Per il mondo medievale la permanenza di Cristo nella storia era un fatto: Cristo era realmente una presenza. Queste Laude sono il risultato di una semplicità, come virtù, che aderiva all’evidenza dello stupore che quell’Uomo destava.
Lo stupore che suscitava era come una promessa: una promessa di qualcosa di meglio, di più forte, di più vero, di più amoroso, di più compassionevole, di più veramente vita… era una promessa.
La vita umana non è dignitosa se non nasce nella consapevole relazione con il proprio destino, e perciò con Cristo, perché Cristo è il destino di ogni cosa.
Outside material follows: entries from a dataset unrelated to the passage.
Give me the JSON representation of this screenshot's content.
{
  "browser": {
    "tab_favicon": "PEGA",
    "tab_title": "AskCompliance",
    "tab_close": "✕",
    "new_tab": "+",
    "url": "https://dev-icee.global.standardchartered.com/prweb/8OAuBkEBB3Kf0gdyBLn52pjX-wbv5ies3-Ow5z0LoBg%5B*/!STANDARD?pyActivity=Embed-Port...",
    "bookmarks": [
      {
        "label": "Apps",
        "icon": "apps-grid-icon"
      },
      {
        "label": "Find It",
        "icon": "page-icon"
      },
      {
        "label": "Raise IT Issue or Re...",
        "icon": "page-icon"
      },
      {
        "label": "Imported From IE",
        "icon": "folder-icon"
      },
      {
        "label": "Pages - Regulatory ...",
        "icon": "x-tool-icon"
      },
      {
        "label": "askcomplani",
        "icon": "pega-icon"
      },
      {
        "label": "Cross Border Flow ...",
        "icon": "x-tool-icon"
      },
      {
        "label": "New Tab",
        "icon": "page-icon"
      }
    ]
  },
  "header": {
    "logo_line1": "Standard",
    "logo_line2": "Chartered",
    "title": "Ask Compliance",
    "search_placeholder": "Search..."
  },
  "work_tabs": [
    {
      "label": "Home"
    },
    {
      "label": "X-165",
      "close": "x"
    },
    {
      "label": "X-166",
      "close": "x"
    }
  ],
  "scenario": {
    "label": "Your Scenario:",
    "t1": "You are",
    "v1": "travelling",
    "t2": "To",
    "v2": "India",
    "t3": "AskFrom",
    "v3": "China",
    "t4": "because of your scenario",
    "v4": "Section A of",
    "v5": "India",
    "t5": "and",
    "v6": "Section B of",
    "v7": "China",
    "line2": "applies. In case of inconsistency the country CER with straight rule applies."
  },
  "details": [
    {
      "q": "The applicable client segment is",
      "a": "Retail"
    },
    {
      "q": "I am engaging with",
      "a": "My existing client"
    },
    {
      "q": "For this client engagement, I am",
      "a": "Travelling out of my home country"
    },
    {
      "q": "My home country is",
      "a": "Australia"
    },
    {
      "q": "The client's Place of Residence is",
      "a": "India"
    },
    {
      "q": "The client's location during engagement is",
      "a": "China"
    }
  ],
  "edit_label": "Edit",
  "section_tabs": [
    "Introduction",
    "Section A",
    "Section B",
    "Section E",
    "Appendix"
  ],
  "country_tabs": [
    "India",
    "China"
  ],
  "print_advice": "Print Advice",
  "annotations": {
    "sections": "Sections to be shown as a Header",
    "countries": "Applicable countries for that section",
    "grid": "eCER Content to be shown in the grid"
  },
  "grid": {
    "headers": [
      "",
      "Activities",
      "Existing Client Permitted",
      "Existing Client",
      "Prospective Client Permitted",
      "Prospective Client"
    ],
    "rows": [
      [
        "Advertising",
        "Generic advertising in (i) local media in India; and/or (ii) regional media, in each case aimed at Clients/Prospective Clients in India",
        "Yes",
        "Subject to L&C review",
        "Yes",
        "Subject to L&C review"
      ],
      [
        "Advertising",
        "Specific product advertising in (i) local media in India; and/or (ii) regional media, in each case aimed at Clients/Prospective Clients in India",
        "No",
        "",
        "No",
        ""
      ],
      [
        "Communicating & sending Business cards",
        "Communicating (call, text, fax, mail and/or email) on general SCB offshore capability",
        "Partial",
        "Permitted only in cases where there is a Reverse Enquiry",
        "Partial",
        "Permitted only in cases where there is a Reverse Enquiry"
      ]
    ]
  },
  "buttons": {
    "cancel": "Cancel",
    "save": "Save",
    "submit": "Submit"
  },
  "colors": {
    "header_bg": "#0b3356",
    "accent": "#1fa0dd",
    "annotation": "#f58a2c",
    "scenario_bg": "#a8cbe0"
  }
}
È da questa commossa consapevolezza che nascono le Laude.
Che non mi sia vetato lo tuo amore, in me non possa nulla ria indignanza. L’indignanza (cioè l’ignobiltà, la non dignità) è definita “ria”, colpevole, perché a noi è stato dato di conoscere il senso del nostro destino. È abolendo la “ria indignanza” che si rende possibile la nostra vita, che il suo amore, l’amore dell’Essere, il significato di cui tutto è costituito ci diventa familiare; e perciò diventa possibile il gusto del vivere, la certezza, la speranza, l’affezione a sé, agli altri, alle cose, al presente, al futuro.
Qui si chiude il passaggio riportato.